Nevertheless, it’s hard to discount concerns about the political ramifications of the economic disruption that would result from a rail strike in today’s political scene where fascism is a real threat.

Fascism is now embodied in the Republican Party, which represents the most extreme and dangerous elements of finance capital, powered by racism, misogyny, transphobia, homophobia, and anti-Semitism. The capitalist forces in this array include oil and coal, arms and prison industries, and the biggest transnational monopolies. Through their financial networks of banks, venture capitalists, hedge funds, and tech monopolies, they control and profit from big segments of the economy—including the railroad industry, the nation’s most profitable industry with a 50% profit margin.

The fascist danger is always on the agenda with regard to electoral issues: it’s hard to contemplate doing anything that would strengthen the MAGA forces in the political field.
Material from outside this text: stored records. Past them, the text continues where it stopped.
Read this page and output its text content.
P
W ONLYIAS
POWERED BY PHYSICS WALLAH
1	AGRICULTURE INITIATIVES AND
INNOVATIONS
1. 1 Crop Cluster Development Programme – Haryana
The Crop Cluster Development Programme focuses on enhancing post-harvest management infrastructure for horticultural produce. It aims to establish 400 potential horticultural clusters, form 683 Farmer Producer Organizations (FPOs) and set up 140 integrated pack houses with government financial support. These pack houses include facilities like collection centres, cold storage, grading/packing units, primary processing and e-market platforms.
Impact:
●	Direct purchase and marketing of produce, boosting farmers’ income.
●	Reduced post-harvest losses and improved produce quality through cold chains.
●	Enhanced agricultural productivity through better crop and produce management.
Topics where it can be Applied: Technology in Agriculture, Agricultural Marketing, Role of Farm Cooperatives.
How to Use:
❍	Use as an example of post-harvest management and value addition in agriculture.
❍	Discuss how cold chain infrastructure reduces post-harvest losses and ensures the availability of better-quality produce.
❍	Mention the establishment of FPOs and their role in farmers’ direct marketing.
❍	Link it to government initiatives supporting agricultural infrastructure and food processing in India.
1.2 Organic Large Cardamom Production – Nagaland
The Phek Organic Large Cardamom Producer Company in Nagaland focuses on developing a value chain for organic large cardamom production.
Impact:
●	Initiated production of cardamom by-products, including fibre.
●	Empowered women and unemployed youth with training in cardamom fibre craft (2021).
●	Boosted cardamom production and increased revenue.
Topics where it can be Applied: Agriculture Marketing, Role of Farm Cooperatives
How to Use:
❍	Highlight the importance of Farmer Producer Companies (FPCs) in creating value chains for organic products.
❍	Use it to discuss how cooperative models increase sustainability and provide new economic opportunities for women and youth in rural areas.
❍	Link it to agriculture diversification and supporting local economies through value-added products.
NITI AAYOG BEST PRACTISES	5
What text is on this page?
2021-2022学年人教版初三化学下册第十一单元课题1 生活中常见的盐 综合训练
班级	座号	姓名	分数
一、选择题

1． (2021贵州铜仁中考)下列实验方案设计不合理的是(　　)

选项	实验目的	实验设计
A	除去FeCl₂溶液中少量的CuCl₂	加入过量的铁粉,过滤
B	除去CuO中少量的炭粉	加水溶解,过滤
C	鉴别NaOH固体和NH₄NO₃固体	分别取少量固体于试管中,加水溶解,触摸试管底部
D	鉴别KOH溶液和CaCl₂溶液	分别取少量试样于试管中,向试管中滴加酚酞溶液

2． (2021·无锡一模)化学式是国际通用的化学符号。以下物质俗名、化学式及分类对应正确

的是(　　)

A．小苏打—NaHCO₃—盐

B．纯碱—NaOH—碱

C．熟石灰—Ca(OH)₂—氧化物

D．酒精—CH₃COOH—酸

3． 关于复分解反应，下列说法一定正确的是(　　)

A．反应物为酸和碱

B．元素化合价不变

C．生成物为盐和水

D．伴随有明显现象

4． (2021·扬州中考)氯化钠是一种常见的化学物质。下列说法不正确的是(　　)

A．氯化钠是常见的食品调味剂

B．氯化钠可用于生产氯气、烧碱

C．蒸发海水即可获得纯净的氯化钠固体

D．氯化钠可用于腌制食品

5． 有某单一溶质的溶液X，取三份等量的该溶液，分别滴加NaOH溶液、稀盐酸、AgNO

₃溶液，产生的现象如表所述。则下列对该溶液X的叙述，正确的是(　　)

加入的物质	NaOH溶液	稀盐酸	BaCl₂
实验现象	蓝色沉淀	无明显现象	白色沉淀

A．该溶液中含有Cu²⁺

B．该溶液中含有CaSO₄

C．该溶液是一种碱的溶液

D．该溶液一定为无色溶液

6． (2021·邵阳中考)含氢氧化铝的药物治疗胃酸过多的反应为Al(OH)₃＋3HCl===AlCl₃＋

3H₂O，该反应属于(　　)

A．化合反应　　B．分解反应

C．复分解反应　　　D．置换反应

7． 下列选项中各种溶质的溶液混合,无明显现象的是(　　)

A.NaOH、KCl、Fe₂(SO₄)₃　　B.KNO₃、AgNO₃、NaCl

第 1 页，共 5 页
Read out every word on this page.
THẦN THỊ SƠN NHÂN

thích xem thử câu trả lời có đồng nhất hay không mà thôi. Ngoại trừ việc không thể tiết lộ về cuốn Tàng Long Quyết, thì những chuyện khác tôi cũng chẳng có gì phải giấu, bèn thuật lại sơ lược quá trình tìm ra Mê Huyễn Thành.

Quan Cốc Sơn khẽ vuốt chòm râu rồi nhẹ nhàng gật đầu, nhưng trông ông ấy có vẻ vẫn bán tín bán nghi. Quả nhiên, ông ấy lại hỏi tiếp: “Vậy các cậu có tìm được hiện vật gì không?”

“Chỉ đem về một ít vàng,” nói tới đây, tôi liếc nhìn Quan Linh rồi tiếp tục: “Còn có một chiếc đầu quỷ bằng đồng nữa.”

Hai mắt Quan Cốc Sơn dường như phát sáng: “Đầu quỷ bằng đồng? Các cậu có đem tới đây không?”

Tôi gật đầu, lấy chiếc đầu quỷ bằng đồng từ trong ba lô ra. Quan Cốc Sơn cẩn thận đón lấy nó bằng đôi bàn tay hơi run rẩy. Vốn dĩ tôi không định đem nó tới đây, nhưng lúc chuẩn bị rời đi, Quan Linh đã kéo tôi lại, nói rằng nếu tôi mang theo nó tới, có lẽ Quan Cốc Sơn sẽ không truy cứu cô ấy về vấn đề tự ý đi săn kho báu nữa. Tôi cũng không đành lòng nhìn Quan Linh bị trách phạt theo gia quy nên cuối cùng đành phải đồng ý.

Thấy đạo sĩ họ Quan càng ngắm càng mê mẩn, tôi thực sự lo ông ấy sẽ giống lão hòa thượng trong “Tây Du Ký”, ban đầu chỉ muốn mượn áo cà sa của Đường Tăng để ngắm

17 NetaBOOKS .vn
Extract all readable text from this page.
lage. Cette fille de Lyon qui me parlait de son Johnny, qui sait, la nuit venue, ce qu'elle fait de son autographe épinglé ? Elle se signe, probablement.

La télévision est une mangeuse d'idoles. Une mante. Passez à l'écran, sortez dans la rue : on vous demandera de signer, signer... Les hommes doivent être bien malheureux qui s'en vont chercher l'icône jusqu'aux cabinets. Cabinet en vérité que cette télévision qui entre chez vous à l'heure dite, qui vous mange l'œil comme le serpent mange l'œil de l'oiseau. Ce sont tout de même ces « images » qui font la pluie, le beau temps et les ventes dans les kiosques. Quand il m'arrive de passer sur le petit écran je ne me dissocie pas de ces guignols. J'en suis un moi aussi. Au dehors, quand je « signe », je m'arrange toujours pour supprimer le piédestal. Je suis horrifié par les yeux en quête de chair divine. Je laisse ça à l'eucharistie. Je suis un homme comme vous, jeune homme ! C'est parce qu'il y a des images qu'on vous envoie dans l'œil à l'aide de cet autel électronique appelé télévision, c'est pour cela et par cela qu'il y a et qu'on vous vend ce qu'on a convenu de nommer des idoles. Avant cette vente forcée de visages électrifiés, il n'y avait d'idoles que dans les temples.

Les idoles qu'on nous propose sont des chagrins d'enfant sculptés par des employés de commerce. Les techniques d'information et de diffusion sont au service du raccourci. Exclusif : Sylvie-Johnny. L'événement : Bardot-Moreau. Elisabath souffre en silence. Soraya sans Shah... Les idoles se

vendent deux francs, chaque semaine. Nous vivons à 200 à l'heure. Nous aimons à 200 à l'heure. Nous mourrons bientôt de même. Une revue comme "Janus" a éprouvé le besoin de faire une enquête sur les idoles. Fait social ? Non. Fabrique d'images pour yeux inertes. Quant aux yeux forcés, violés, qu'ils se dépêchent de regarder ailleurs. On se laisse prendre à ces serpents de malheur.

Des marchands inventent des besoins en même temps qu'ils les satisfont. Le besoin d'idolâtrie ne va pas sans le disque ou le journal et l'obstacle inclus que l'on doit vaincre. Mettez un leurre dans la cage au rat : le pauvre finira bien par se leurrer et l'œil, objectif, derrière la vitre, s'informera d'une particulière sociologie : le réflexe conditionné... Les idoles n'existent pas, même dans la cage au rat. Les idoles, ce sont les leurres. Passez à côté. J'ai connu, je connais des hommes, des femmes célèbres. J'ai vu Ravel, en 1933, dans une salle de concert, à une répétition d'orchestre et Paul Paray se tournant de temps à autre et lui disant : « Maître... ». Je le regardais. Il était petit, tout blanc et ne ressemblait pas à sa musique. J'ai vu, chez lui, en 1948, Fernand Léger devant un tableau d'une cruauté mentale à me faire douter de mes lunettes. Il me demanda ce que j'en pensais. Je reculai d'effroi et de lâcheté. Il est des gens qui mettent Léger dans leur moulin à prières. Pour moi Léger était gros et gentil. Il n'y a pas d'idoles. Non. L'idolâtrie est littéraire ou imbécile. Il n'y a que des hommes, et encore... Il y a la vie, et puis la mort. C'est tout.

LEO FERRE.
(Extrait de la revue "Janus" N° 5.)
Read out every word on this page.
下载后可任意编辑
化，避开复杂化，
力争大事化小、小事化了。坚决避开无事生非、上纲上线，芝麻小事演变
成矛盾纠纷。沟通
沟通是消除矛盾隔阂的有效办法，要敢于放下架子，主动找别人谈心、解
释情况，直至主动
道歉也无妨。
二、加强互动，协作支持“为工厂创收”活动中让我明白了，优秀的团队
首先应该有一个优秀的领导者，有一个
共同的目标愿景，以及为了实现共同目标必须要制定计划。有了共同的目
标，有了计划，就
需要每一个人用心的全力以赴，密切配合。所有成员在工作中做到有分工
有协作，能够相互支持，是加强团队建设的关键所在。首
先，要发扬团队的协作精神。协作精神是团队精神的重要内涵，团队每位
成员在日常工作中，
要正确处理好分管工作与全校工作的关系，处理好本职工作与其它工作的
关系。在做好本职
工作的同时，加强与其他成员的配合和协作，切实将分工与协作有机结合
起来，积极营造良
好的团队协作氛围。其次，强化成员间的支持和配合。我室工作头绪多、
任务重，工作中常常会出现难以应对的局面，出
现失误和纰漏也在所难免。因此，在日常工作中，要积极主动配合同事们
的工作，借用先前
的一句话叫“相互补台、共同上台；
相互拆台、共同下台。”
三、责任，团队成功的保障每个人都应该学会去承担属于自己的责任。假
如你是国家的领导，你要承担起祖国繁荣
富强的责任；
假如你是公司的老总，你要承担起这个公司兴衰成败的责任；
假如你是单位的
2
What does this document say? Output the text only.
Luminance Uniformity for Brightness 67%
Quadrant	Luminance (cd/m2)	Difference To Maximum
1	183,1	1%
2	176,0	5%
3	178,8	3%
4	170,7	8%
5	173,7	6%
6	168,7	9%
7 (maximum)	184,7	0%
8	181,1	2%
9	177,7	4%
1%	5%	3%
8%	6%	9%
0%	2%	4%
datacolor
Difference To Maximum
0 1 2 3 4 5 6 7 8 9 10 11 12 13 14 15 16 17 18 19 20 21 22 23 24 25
But for forces in the anti-MAGA coalition to side with the big corporations on such an important workers rights issue is itself going to create divisions in the anti-fascist forces.

The problem is that Biden’s position to deny workers’ right to strike actually makes the fascist danger greater. Why? Because it increases working-class disenchantment and cynicism, particularly—but not only—among the youth.

Progressive pro-worker legislators, who constitute a strong and growing—but far from majority—influence, are between a rock and a hard place on this.

No substitute for a negotiated contract

Senator Bernie Sanders’ proposal to add seven days sick leave to the imposed contract was a useful initiative that workers’ rights supporters could rally around. But it is not a substitute for a negotiated contract ratified by the affected workers. Sanders’ proposal passed the House as a separate bill but it failed in the Senate while the anti-strike legislation passed.

There’s a need for cleareyed, unambiguous partisanship. After all, political alliances are based on issues, and on this one the working class has a fundamental issue with cancelling the right to strike.

We’ve got to defend the working class. However, to defend the class is more than attacking corporate Dems: We’ve got to continually raise the issue of building the movement. Had there been more pressure on the ground, Biden and Pelosi would never have dared to impose this settlement, as seen by Pelosi’s about face after Sanders’ and others’ pushback.

Still on the table is the fundamental principle that interfering with the right to strike—whether it’s by the troops, courts, or legislation—can never be an option.

As with all op-eds published by People’s World, this article reflects the opinions of its author.


Carl Wood is a retired union leader and a member of the Labor Commission of the Communist Party.